It also isn't very helpful to continually hang an axe over the head of good users, in regard to their adminship in this case.
I don't think my proposal is advocating anything of the sort, unless you would refer to the current threat of being blocked for inappropriate behaviour as "hanging an axe over their head" too.
She considers any threat to her adminship extreme, even if it's perfectly justified. If adminship really isn't that big of a deal, then a hanging axe shouldn't be a big deal either since they'd only be losing something that doesn't matter much. Her own logic works against her. Admins are a dime a dozen really and Wikipedia isn't going to fall apart even if Wikipedia suddenly lost half its admins.
I agree with the approach of making the admin position even less of a big deal, since that would make it less abuse prone due to the psychological aspect of having 'special powers' being lessened and it would allow for more accountability since being on equal grounding means people are more likely to report and follow through with abuse.
The Open Directory Project continually hung an axe over people - and they left as a result, in droves. Let us not make the same mistake.
I suppose we're doing the other extreme (high bar for entry to adminship and even higher bar for getting "axed out" of adminship) - and we have rather few good admins as a result (500 out of 25500, less than 2%, isn't very much for something that's supposedly "no big deal"). That's the mistake on the other side of the spectrum...
Yeah and the opposite action is horrible. The bar for getting removed most certainly should not be lower than what it took to get in and it shouldn't be held to a lower standard than users. It really doesn't make the slightest bit of sense to do that and only serves to remove accountability for admins.
I have to wonder, why does ambi think that admins are so valuable that it will matter if we lose some (aside from the obvious hidden motive)? No one will care and Wikipedia will continue functioning as normal because Wikipedia thrives mostly because of what non-admins do.
Her analogy to ODP is completely false. With ODP, you need special privileges just to edit. That was the issue, that the editors themselves were held to high standards. In this case, it's just the admins.

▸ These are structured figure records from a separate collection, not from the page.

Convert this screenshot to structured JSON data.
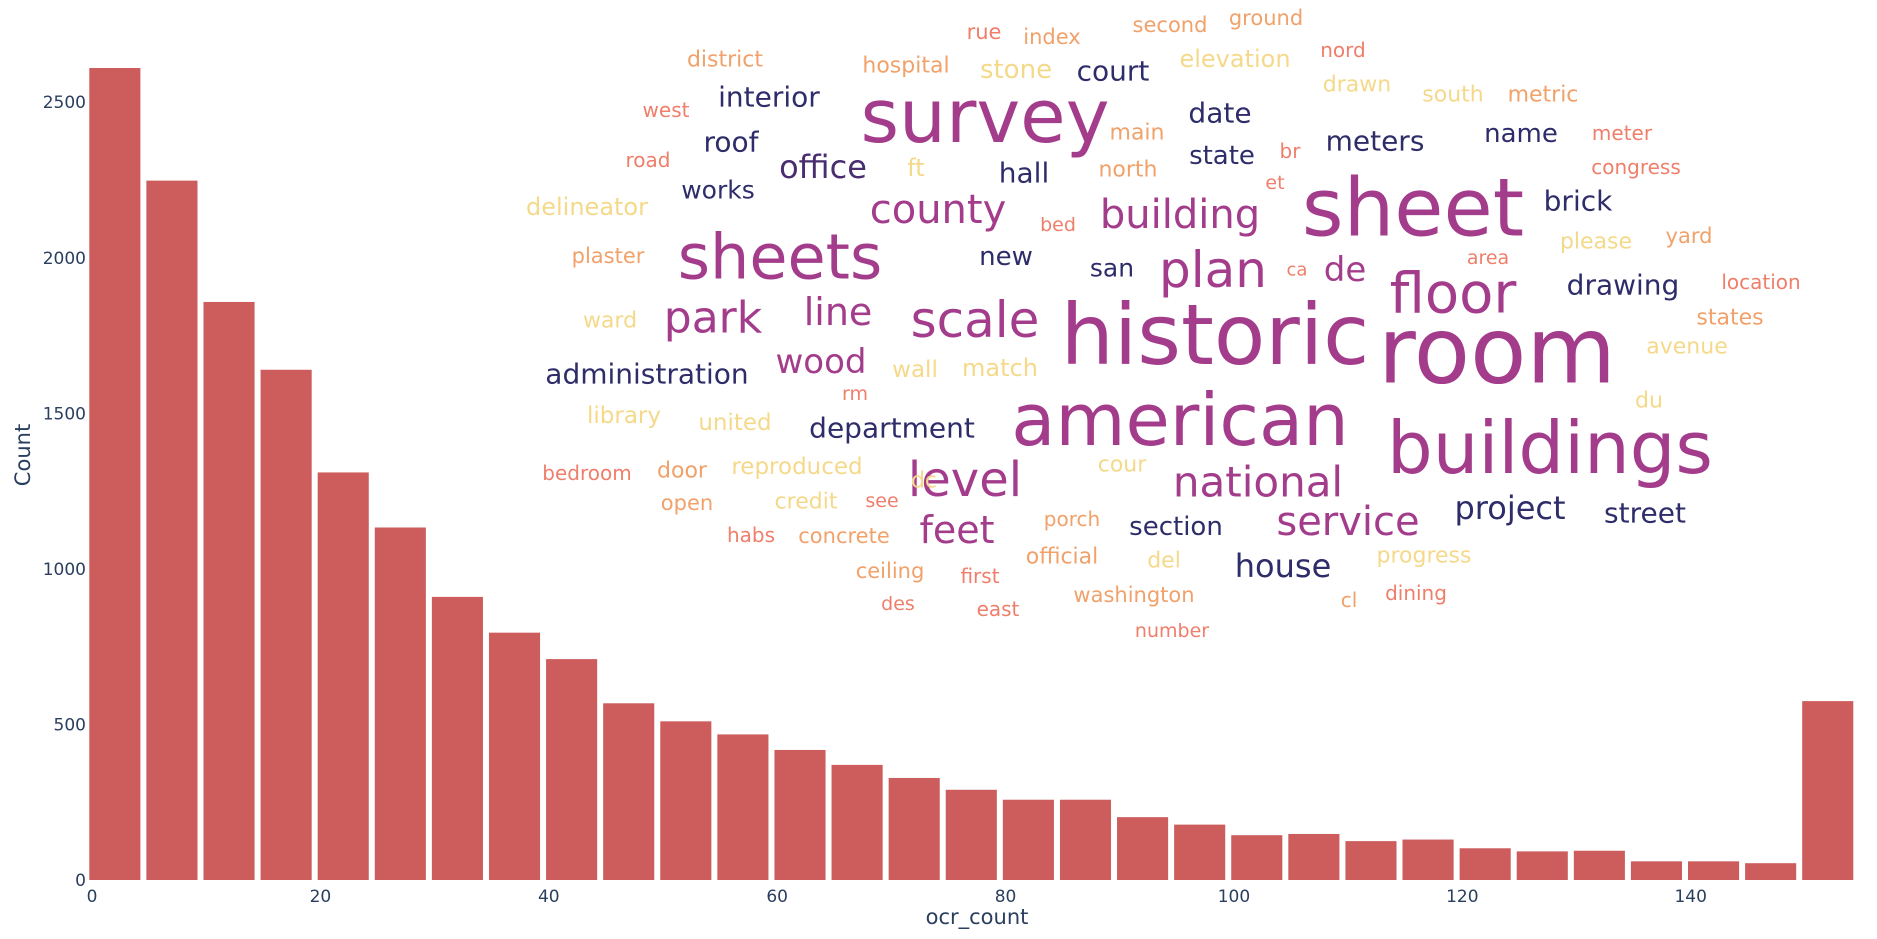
{
  "chart_data": {
    "type": "bar",
    "xlabel": "ocr_count",
    "ylabel": "Count",
    "xlim": [
      0,
      155
    ],
    "ylim": [
      0,
      2700
    ],
    "x_ticks": [
      "0",
      "20",
      "40",
      "60",
      "80",
      "100",
      "120",
      "140"
    ],
    "x_tick_values": [
      0,
      20,
      40,
      60,
      80,
      100,
      120,
      140
    ],
    "y_ticks": [
      "0",
      "500",
      "1000",
      "1500",
      "2000",
      "2500"
    ],
    "y_tick_values": [
      0,
      500,
      1000,
      1500,
      2000,
      2500
    ],
    "grid": false,
    "bar_color": "#cd5c5c",
    "bin_width": 5,
    "x": [
      2,
      7,
      12,
      17,
      22,
      27,
      32,
      37,
      42,
      47,
      52,
      57,
      62,
      67,
      72,
      77,
      82,
      87,
      92,
      97,
      102,
      107,
      112,
      117,
      122,
      127,
      132,
      137,
      142,
      147,
      152
    ],
    "values": [
      2610,
      2248,
      1858,
      1640,
      1310,
      1133,
      910,
      795,
      710,
      568,
      510,
      468,
      418,
      370,
      328,
      290,
      258,
      258,
      202,
      178,
      144,
      148,
      125,
      130,
      102,
      92,
      94,
      60,
      60,
      54,
      575
    ]
  },
  "word_cloud": {
    "words": [
      {
        "text": "survey",
        "color": "#a43c8c",
        "size": 74
      },
      {
        "text": "sheet",
        "color": "#a43c8c",
        "size": 80
      },
      {
        "text": "historic",
        "color": "#a43c8c",
        "size": 84
      },
      {
        "text": "room",
        "color": "#a43c8c",
        "size": 92
      },
      {
        "text": "american",
        "color": "#a43c8c",
        "size": 72
      },
      {
        "text": "buildings",
        "color": "#a43c8c",
        "size": 72
      },
      {
        "text": "sheets",
        "color": "#a43c8c",
        "size": 62
      },
      {
        "text": "floor",
        "color": "#a43c8c",
        "size": 56
      },
      {
        "text": "plan",
        "color": "#a43c8c",
        "size": 50
      },
      {
        "text": "scale",
        "color": "#a43c8c",
        "size": 50
      },
      {
        "text": "level",
        "color": "#a43c8c",
        "size": 48
      },
      {
        "text": "park",
        "color": "#a43c8c",
        "size": 44
      },
      {
        "text": "national",
        "color": "#a43c8c",
        "size": 42
      },
      {
        "text": "building",
        "color": "#a43c8c",
        "size": 40
      },
      {
        "text": "county",
        "color": "#a43c8c",
        "size": 40
      },
      {
        "text": "service",
        "color": "#a43c8c",
        "size": 40
      },
      {
        "text": "line",
        "color": "#a43c8c",
        "size": 38
      },
      {
        "text": "feet",
        "color": "#a43c8c",
        "size": 38
      },
      {
        "text": "wood",
        "color": "#a43c8c",
        "size": 34
      },
      {
        "text": "de",
        "color": "#a43c8c",
        "size": 34
      },
      {
        "text": "office",
        "color": "#4a2d6f",
        "size": 32
      },
      {
        "text": "project",
        "color": "#2e2d6a",
        "size": 32
      },
      {
        "text": "house",
        "color": "#2e2d6a",
        "size": 32
      },
      {
        "text": "court",
        "color": "#2e2d6a",
        "size": 28
      },
      {
        "text": "interior",
        "color": "#2e2d6a",
        "size": 28
      },
      {
        "text": "department",
        "color": "#2e2d6a",
        "size": 28
      },
      {
        "text": "administration",
        "color": "#2e2d6a",
        "size": 28
      },
      {
        "text": "drawing",
        "color": "#2e2d6a",
        "size": 28
      },
      {
        "text": "meters",
        "color": "#2e2d6a",
        "size": 28
      },
      {
        "text": "brick",
        "color": "#2e2d6a",
        "size": 28
      },
      {
        "text": "street",
        "color": "#2e2d6a",
        "size": 28
      },
      {
        "text": "date",
        "color": "#2e2d6a",
        "size": 28
      },
      {
        "text": "hall",
        "color": "#2e2d6a",
        "size": 28
      },
      {
        "text": "roof",
        "color": "#2e2d6a",
        "size": 28
      },
      {
        "text": "state",
        "color": "#2e2d6a",
        "size": 26
      },
      {
        "text": "name",
        "color": "#2e2d6a",
        "size": 26
      },
      {
        "text": "section",
        "color": "#2e2d6a",
        "size": 26
      },
      {
        "text": "new",
        "color": "#2e2d6a",
        "size": 26
      },
      {
        "text": "works",
        "color": "#2e2d6a",
        "size": 25
      },
      {
        "text": "san",
        "color": "#2e2d6a",
        "size": 25
      },
      {
        "text": "district",
        "color": "#f1a16a",
        "size": 22
      },
      {
        "text": "hospital",
        "color": "#f1a16a",
        "size": 22
      },
      {
        "text": "stone",
        "color": "#f5d98a",
        "size": 26
      },
      {
        "text": "elevation",
        "color": "#f5d98a",
        "size": 24
      },
      {
        "text": "second",
        "color": "#f1a16a",
        "size": 21
      },
      {
        "text": "ground",
        "color": "#f1a16a",
        "size": 21
      },
      {
        "text": "rue",
        "color": "#ef7e6a",
        "size": 21
      },
      {
        "text": "index",
        "color": "#f1a16a",
        "size": 21
      },
      {
        "text": "nord",
        "color": "#ef7e6a",
        "size": 20
      },
      {
        "text": "drawn",
        "color": "#f5d98a",
        "size": 22
      },
      {
        "text": "south",
        "color": "#f5d98a",
        "size": 22
      },
      {
        "text": "metric",
        "color": "#f1a16a",
        "size": 22
      },
      {
        "text": "west",
        "color": "#ef7e6a",
        "size": 20
      },
      {
        "text": "main",
        "color": "#f1a16a",
        "size": 22
      },
      {
        "text": "meter",
        "color": "#ef7e6a",
        "size": 20
      },
      {
        "text": "road",
        "color": "#ef7e6a",
        "size": 20
      },
      {
        "text": "ft",
        "color": "#f5d98a",
        "size": 24
      },
      {
        "text": "north",
        "color": "#f1a16a",
        "size": 22
      },
      {
        "text": "br",
        "color": "#ef7e6a",
        "size": 20
      },
      {
        "text": "congress",
        "color": "#ef7e6a",
        "size": 20
      },
      {
        "text": "et",
        "color": "#ef7e6a",
        "size": 19
      },
      {
        "text": "delineator",
        "color": "#f5d98a",
        "size": 24
      },
      {
        "text": "bed",
        "color": "#ef7e6a",
        "size": 19
      },
      {
        "text": "yard",
        "color": "#f1a16a",
        "size": 21
      },
      {
        "text": "plaster",
        "color": "#f1a16a",
        "size": 21
      },
      {
        "text": "please",
        "color": "#f5d98a",
        "size": 22
      },
      {
        "text": "area",
        "color": "#ef7e6a",
        "size": 19
      },
      {
        "text": "ca",
        "color": "#ef7e6a",
        "size": 18
      },
      {
        "text": "location",
        "color": "#ef7e6a",
        "size": 20
      },
      {
        "text": "ward",
        "color": "#f5d98a",
        "size": 22
      },
      {
        "text": "states",
        "color": "#f1a16a",
        "size": 22
      },
      {
        "text": "avenue",
        "color": "#f5d98a",
        "size": 22
      },
      {
        "text": "wall",
        "color": "#f5d98a",
        "size": 23
      },
      {
        "text": "match",
        "color": "#f5d98a",
        "size": 24
      },
      {
        "text": "rm",
        "color": "#ef7e6a",
        "size": 19
      },
      {
        "text": "library",
        "color": "#f5d98a",
        "size": 23
      },
      {
        "text": "united",
        "color": "#f5d98a",
        "size": 23
      },
      {
        "text": "du",
        "color": "#f5d98a",
        "size": 22
      },
      {
        "text": "bedroom",
        "color": "#ef7e6a",
        "size": 20
      },
      {
        "text": "door",
        "color": "#f1a16a",
        "size": 22
      },
      {
        "text": "reproduced",
        "color": "#f5d98a",
        "size": 23
      },
      {
        "text": "cour",
        "color": "#f5d98a",
        "size": 22
      },
      {
        "text": "dc",
        "color": "#f5d98a",
        "size": 22
      },
      {
        "text": "open",
        "color": "#f1a16a",
        "size": 21
      },
      {
        "text": "credit",
        "color": "#f5d98a",
        "size": 22
      },
      {
        "text": "see",
        "color": "#ef7e6a",
        "size": 19
      },
      {
        "text": "habs",
        "color": "#ef7e6a",
        "size": 20
      },
      {
        "text": "concrete",
        "color": "#f1a16a",
        "size": 21
      },
      {
        "text": "porch",
        "color": "#f1a16a",
        "size": 20
      },
      {
        "text": "ceiling",
        "color": "#f1a16a",
        "size": 21
      },
      {
        "text": "first",
        "color": "#ef7e6a",
        "size": 20
      },
      {
        "text": "official",
        "color": "#f1a16a",
        "size": 22
      },
      {
        "text": "del",
        "color": "#f5d98a",
        "size": 22
      },
      {
        "text": "progress",
        "color": "#f5d98a",
        "size": 22
      },
      {
        "text": "washington",
        "color": "#f1a16a",
        "size": 21
      },
      {
        "text": "dining",
        "color": "#ef7e6a",
        "size": 20
      },
      {
        "text": "des",
        "color": "#ef7e6a",
        "size": 19
      },
      {
        "text": "east",
        "color": "#ef7e6a",
        "size": 20
      },
      {
        "text": "cl",
        "color": "#f1a16a",
        "size": 20
      },
      {
        "text": "number",
        "color": "#ef7e6a",
        "size": 19
      }
    ]
  }
}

Even with admin status removed, you're still fully capable of edits, which is the primary purpose of Wikipedia. Really, if you're judging your importance in terms of being an admin instead of being a normal editor, then you really shouldn't be on Wikipedia as you're obviously viewing it in terms of power [tripping] rather than useful contributions. What's worse is that they'll try to rack up tons of minor edits in attempt to make themselves seem valuable, when it's really more of an image thing than anything else.
And yeah, being only 2% does make it a big deal.
Remove the importantance and emphasis on the power aspect of being an admin and you can only help Wikipedia.